Drop the `cloudwatch:DeleteAlarms` action if you leave `reap.delete_alarm_template`
unset. You can tighten `Resource`/add `Condition` keys (e.g. a tag condition that
mirrors your `name_prefixes`) for defense in depth.

## Configuration

Credentials live in `.env` (git-ignored). Everything else is in `config.yaml`
(also git-ignored); see `config.example.yaml` for the fully documented template.
Key settings:

- `email.to` / `email.method` (`sendmail` or `smtp`)
- `regions` — `all` or an explicit list
- `digest.hour` — local hour for the daily inventory
- `renotify_hours` — alert de-duplication window
- `alerts.*` — enable/disable each check and tune its thresholds
- `suppress` — resource ids or `name:` to exclude from alerts

## CLI

```
aws_watch.py run # the hourly cron logic (alerts + daily digest)
aws_watch.py report # print full inventory to stdout, send nothing
aws_watch.py digest # force-send a digest now
aws_watch.py test-email # send a test e-mail
aws_watch.py reap # DESTRUCTIVE: preview orphaned-instance reaping
aws_watch.py reap --apply # DESTRUCTIVE: actually terminate (see the reaper section)
```

Useful flags: `--dry-run` (print what would be e-mailed; for `reap`, forces
preview even with `--apply`), `--apply` (`reap` only — really terminate),
`--regions us-east-1,us-east-2`, `--config PATH`, `--env PATH`, `-v`.

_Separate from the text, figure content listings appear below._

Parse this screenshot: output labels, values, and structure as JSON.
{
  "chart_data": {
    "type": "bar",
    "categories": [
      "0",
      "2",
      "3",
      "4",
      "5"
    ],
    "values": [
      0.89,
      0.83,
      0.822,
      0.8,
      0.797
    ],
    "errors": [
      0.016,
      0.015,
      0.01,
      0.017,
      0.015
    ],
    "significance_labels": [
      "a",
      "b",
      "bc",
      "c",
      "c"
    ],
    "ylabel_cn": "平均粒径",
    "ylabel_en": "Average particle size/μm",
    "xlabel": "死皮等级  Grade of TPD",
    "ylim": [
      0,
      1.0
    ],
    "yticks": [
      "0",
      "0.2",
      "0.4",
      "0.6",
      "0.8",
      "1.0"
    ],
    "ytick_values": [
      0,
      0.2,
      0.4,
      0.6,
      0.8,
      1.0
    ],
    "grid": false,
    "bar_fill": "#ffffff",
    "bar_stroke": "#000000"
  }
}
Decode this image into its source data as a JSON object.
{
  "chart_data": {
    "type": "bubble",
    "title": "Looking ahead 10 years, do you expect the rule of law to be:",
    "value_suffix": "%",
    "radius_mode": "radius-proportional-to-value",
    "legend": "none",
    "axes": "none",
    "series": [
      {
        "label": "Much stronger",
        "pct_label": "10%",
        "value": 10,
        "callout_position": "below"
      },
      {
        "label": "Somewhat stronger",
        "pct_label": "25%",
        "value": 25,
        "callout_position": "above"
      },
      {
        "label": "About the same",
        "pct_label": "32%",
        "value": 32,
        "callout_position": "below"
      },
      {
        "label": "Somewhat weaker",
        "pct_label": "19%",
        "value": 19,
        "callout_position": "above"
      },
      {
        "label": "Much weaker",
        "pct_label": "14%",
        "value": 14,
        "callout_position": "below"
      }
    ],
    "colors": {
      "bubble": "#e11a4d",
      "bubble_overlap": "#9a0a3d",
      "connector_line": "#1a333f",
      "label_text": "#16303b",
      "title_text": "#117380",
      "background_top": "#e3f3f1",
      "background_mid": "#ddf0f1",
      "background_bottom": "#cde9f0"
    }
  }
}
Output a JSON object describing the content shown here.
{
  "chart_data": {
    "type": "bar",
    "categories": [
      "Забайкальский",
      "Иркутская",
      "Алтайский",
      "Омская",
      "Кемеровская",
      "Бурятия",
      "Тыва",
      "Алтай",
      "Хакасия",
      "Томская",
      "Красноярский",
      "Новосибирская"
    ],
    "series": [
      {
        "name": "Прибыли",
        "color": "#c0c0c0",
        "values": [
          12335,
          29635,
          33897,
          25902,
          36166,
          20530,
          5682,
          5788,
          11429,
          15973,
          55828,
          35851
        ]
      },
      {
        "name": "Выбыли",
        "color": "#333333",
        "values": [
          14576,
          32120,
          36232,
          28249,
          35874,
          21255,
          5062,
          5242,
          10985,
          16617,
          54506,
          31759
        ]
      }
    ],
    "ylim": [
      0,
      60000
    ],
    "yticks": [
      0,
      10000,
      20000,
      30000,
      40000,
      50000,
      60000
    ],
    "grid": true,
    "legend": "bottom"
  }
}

## A note on S3-compatible endpoints

If the host is configured to use an S3-compatible service (e.g. Wasabi) via
`AWS_ENDPOINT_URL` or `~/.aws/config`, that would otherwise hijack these API
calls. aws_watch ignores the machine-wide AWS config and uses **only** the
credentials in its own `.env`, talking to real AWS endpoints.

## Security

- `.env` is git-ignored and should be `chmod 600`. Never commit real keys.
- Use a dedicated, least-privilege IAM user (policy above).
- If a key is ever pasted somewhere it shouldn't be, rotate it in IAM.

## Development

```sh
python3 -m unittest discover -s tests -v
```

The tests cover the pure logic (alerting, suppression, de-dup, age/load parsing,
the reaper's allowlist/protect/grace/idle decisions, and the no-line-drawing
report guarantee) and make no AWS calls.

## License

GPL-3.0-or-later. See [LICENSE](LICENSE).